Scandal was abuzz in the Twitter-verse following this year’s Met Gala in the Big Apple. This news follows on the heels of a string of similar celebrity controversies that made recent headlines.
May’s event was special because after two long years, pandemic restrictions were finally lifted. Now that things could go back to business as unusual, stars geared-up to make 2022 an extravaganza for the history books.
It was an overall hit with the public, but it wasn’t without its share of controversy. This year’s theme was “Gilded Glamour”—a reference to opulence and excess in New York’s Gilded Age at the turn of the century.
Diamond jewelry takes center stage at the Gala, and this year was no exception. Naomi Campbell was drenched in Jacob & Co jewels. Kate Moss wore a vintage collet necklace, earrings and Cartier ring. But it was Emma Chamberlain’s famous Cartier choker that generated the most buzz, and not all of it was kind.
Chamberlain’s choker harks back to 1928, when it belonged to an Indian prince, the Maharaja of Patiala, Bhupinder Singh. Not present on Chamberlain was its counterpart, the Patiala Necklace itself, featuring a world famous yellow De Beers stone mined in 1888 in South Africa. The collar worn by Chamberlain was part of a set, and is easily recognizable in Maharaja photographs.
James Redding is a period jewelry designer at London’s Vintage Gallery Jewellery. In a telephone interview he explained that there was a public misconception about the center of controversy.
“When people speak of the Maharaja’s famous necklace, most are not in fact referencing the piece being worn by Ms. Chamberlain. It was on this jewelry itself where we find what was the world’s seventh largest diamond.”

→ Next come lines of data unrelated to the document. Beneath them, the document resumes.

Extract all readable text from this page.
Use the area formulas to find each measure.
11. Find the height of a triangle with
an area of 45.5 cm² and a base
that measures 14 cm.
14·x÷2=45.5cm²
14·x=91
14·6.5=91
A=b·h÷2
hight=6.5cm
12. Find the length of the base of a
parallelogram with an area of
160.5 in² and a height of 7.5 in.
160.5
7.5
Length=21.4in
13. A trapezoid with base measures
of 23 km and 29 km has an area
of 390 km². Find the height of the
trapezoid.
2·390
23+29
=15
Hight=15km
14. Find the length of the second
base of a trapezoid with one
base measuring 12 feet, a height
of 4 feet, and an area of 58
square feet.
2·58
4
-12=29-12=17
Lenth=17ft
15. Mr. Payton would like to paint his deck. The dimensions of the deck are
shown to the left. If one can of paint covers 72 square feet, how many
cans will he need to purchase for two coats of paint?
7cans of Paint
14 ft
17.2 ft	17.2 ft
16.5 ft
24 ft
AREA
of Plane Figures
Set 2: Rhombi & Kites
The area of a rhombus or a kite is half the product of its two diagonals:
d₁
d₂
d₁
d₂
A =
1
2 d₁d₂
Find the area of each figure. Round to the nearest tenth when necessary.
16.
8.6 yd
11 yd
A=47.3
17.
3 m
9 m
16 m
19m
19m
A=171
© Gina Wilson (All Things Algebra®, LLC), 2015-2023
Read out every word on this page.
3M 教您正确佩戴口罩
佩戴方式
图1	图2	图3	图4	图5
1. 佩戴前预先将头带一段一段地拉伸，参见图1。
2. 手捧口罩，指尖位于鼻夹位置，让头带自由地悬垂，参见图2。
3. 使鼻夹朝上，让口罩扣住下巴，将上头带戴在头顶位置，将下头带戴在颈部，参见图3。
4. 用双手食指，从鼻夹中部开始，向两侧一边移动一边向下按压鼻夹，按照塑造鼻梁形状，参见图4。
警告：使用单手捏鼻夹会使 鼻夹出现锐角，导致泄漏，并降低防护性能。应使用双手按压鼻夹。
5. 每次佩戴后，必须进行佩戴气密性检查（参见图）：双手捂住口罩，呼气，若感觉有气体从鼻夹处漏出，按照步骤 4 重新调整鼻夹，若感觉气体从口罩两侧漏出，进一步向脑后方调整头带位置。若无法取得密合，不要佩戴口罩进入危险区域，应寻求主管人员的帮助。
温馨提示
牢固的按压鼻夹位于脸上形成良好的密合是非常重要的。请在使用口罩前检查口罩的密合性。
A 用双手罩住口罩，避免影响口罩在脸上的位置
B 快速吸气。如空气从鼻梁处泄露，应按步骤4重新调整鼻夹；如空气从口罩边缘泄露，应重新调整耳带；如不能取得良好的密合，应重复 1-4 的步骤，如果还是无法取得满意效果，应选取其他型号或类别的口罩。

Following Singh’s death, the heirloom disappeared from his family’s royal treasury under British rule. In 1998, its large gemstone resurfaced at Sotheby’s, and was acquired by Cartier.
The French jeweler later discovered another missing piece of the scuttled necklace for sale in London, and restored it to appear as the original. Maharaja jewels have important national and historic significance in India, and they are considered plundered loot under occupation by an exploitative, colonialist power.
Vintage diamonds are often a sensitive topic to begin with. In some cases there is legitimate concern over blood diamonds; as well as issues involving theft, colonialism, or exploitation. These areas of controversy have plagued the jewelry industry for years, but a novel solution by an Israeli high-tech company has solved the riddle of knowing a diamond’s provenance.
Sarine Technologies uses hardware, software and blockchain to establish proof of provenance and ownership. Luxury conglomerates like Maison Boucheron use the technology to ensure their products are sustainable and ethical.
Using AI-powered software, a high-resolution imaging device captures a 3D model of a rough jewel at the mine site. The unique crystalline structure of each jewel has its own forensic fingerprint, and together with metadata, it’s all uploaded to Sarine’s cloud database and blockchain.
Each checkpoint of the stone’s journey uses a scanner to verify a fingerprint against the database, and then transit point data is updated on blockchain. Owners are registered in Sarine’s database, and proof of ownership is easily established by a scan of the stone.
Customers know exactly where a stone was ethically sourced, and in the event of a gem being lost or stolen, any store that scans it will instantly know to whom it belongs. Jewels come with a digital report called the Sarine Diamond Journey, which documents the birth of a rough stone and its travels.
Joseph Millstein is a gemstone trader for Regency Collective in Manhattan. In a Zoom interview last week he explained, “For our industry, tracing technology is the most exciting development in decades. Our clients are insisting that certain countries or mines are excluded from our sourcing, and this blockchain tracking solves all of this for us.”
It’s now possible to buy a sustainable natural diamond that is guaranteed to come from a mine with ethical conditions. An irony of the Met’s Gilded Glamour theme is the dark underbelly of that period’s exploitative opulence. A saving grace is that younger generations won’t let it happen again, and now there’s a technology for ensuring that it doesn’t.